Chelvanayakam then left his practice and joined politics as a primary organizer of the All Ceylon Tamil Congress (ACTC) in 1944. He was elected as a member of Parliament for the first time in September 1947. On 18 December 1949, Chelvanayakam launched the Ilankai Thamil Arasu Kadchi (ITAK, also known as the Federal Party) along with E. M. V. Naganathan and V. Navaratnam elected as joint General Secretaries. He was also a director of the Tamil newspaper Suthanthiran (Freedom).
Chelvanayakam was known by Tamils as Thanthai Chelva (Father Chelva) because of his interest in safeguarding the identity and interests of Tamil people.
Together with the Prime Minister of Sri Lanka he signed the Bandaranaike-Chelvanayakam Pact on 26 July 1957 which would request parity for the Tamil language; cessation of colonization on traditional Tamil-speaking homelands; give regional autonomy for the Tamil provinces; and restore the citizenship and rights of the upcountry Tamils (S. J. V. Chelvanayakam and the Crisis of Sri Lankan Tamil Nationalism / A. J. Wilson).

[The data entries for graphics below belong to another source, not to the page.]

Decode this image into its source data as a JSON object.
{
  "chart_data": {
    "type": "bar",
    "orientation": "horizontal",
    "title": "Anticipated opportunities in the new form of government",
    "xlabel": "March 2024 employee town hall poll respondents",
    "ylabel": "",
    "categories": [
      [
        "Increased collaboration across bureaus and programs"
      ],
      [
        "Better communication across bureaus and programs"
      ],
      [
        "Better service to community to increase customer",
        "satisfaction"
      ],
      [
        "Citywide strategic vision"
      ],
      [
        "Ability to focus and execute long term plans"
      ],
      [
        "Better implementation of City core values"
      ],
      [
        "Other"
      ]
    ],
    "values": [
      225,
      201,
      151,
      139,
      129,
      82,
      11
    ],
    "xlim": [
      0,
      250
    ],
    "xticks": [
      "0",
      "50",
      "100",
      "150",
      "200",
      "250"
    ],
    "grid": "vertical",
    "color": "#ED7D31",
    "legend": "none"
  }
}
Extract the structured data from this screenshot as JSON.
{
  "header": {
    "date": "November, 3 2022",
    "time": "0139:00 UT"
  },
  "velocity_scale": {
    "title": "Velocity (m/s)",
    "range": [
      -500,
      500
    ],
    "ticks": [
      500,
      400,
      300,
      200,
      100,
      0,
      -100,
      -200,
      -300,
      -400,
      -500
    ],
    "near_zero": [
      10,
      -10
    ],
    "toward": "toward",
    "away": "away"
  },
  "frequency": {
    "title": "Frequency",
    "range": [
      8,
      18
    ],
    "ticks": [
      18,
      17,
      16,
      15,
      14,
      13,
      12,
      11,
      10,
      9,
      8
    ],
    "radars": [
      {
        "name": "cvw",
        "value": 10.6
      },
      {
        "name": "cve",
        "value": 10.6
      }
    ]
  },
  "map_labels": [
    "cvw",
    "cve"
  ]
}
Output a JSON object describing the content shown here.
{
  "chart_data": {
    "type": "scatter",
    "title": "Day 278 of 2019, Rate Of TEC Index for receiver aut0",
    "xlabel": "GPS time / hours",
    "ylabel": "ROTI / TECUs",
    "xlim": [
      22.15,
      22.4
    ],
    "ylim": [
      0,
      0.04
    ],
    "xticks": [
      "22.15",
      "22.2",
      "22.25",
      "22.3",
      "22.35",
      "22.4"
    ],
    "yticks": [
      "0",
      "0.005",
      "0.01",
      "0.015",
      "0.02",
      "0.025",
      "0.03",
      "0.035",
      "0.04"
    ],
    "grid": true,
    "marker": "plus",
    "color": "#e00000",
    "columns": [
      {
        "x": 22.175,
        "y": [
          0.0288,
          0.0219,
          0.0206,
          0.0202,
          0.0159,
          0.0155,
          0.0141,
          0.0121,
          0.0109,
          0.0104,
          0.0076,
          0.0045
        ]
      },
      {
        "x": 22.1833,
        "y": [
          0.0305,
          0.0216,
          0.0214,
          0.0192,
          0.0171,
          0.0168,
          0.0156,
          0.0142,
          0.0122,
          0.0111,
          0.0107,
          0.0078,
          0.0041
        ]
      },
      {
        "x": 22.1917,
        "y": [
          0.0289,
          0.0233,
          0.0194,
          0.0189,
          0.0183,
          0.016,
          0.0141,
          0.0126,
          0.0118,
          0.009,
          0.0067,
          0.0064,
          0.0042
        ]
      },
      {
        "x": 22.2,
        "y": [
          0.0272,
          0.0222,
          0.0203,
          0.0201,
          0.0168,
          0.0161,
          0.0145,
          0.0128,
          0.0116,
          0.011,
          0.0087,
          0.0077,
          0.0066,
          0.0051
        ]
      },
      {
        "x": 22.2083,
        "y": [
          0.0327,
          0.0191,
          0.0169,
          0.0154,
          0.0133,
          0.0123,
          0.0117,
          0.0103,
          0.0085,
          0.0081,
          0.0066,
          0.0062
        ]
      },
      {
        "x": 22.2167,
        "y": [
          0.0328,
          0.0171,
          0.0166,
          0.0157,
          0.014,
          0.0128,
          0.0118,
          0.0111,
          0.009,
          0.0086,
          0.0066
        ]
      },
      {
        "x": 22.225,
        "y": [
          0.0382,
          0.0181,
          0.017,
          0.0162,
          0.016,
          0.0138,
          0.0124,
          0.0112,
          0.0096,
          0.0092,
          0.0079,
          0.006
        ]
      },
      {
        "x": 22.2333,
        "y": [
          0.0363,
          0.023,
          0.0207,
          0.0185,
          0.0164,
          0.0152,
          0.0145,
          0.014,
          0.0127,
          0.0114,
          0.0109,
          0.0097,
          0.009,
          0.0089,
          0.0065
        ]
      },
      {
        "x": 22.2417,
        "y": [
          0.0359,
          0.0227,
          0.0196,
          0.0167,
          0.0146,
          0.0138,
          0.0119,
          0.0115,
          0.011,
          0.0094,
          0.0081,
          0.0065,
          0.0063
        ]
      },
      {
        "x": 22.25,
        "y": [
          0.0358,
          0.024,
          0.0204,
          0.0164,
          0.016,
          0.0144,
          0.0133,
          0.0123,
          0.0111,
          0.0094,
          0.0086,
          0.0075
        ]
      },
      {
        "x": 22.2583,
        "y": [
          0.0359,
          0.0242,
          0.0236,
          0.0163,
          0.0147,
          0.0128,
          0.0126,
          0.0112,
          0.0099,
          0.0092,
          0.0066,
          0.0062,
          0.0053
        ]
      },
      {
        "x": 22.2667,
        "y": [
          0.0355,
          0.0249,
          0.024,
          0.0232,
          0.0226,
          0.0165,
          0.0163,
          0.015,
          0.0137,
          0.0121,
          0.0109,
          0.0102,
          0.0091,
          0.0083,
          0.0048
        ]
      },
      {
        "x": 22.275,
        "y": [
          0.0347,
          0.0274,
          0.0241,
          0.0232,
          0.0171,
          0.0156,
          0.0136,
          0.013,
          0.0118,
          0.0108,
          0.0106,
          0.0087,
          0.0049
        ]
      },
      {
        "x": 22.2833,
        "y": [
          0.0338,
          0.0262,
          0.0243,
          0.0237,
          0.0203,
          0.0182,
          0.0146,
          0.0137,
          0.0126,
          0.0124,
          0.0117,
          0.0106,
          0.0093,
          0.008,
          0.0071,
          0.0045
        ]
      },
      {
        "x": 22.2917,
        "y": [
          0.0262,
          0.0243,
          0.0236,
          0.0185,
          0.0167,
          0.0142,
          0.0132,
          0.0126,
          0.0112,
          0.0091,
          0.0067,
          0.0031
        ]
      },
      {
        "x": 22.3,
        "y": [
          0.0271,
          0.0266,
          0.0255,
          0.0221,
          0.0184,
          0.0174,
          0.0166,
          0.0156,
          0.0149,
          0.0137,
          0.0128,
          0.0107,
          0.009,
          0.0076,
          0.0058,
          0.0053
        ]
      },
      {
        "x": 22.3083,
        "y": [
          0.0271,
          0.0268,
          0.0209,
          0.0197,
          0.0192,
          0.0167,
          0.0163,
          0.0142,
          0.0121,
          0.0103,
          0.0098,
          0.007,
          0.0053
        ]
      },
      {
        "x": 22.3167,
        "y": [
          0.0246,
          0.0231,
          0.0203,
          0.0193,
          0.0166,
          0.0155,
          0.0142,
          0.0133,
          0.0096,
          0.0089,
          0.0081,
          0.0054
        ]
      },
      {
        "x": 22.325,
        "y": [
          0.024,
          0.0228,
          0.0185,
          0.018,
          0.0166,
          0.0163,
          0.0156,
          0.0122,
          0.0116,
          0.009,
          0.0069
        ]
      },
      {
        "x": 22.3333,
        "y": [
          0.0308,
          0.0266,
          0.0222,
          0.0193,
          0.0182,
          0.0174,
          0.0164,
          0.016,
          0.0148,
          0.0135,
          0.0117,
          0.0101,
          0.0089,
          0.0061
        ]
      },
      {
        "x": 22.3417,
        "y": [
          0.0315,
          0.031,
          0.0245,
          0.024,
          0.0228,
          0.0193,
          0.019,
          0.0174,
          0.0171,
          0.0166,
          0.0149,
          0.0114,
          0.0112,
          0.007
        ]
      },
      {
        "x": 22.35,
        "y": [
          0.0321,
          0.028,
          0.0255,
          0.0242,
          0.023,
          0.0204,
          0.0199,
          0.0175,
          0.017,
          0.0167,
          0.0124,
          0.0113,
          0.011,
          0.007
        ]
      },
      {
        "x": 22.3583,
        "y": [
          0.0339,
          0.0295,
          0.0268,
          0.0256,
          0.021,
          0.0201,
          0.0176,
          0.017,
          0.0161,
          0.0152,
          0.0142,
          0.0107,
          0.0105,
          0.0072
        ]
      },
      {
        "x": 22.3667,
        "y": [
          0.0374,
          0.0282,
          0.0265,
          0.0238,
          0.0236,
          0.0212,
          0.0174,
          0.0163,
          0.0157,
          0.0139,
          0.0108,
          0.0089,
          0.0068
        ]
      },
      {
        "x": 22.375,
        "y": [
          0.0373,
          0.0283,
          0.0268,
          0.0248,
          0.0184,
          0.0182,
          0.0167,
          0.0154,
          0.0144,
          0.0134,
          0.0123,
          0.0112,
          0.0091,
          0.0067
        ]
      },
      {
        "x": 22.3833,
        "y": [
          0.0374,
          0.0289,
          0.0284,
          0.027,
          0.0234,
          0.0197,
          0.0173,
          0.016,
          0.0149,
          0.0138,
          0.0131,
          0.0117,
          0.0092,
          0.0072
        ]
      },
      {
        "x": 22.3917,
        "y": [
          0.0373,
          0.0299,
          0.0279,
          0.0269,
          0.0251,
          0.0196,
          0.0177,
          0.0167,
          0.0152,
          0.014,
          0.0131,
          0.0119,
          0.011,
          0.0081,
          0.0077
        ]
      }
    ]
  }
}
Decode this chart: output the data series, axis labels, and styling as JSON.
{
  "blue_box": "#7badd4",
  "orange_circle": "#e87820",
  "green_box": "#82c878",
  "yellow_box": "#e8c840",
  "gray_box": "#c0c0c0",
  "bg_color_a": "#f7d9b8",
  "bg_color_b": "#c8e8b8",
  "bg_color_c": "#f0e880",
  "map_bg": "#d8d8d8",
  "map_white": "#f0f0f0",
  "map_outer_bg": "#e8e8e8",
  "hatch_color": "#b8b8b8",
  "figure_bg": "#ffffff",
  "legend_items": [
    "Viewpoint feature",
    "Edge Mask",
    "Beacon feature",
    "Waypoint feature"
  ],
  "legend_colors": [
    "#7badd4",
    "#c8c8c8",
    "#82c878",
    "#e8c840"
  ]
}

On 24 March 1965 he signed the Senanayake-Chelvanayakam Pact which addressed the Tamil Language Special Provisions Act No. 28 of 1958 but this was not passed.
Chelvanayakam’s health declined due to Parkinson’s disease and in 1961 he had surgery in Edinburgh. After suffering from a fall resulting in head injuries in March 1977, Chelvanayakam passed away on 26 April 1977.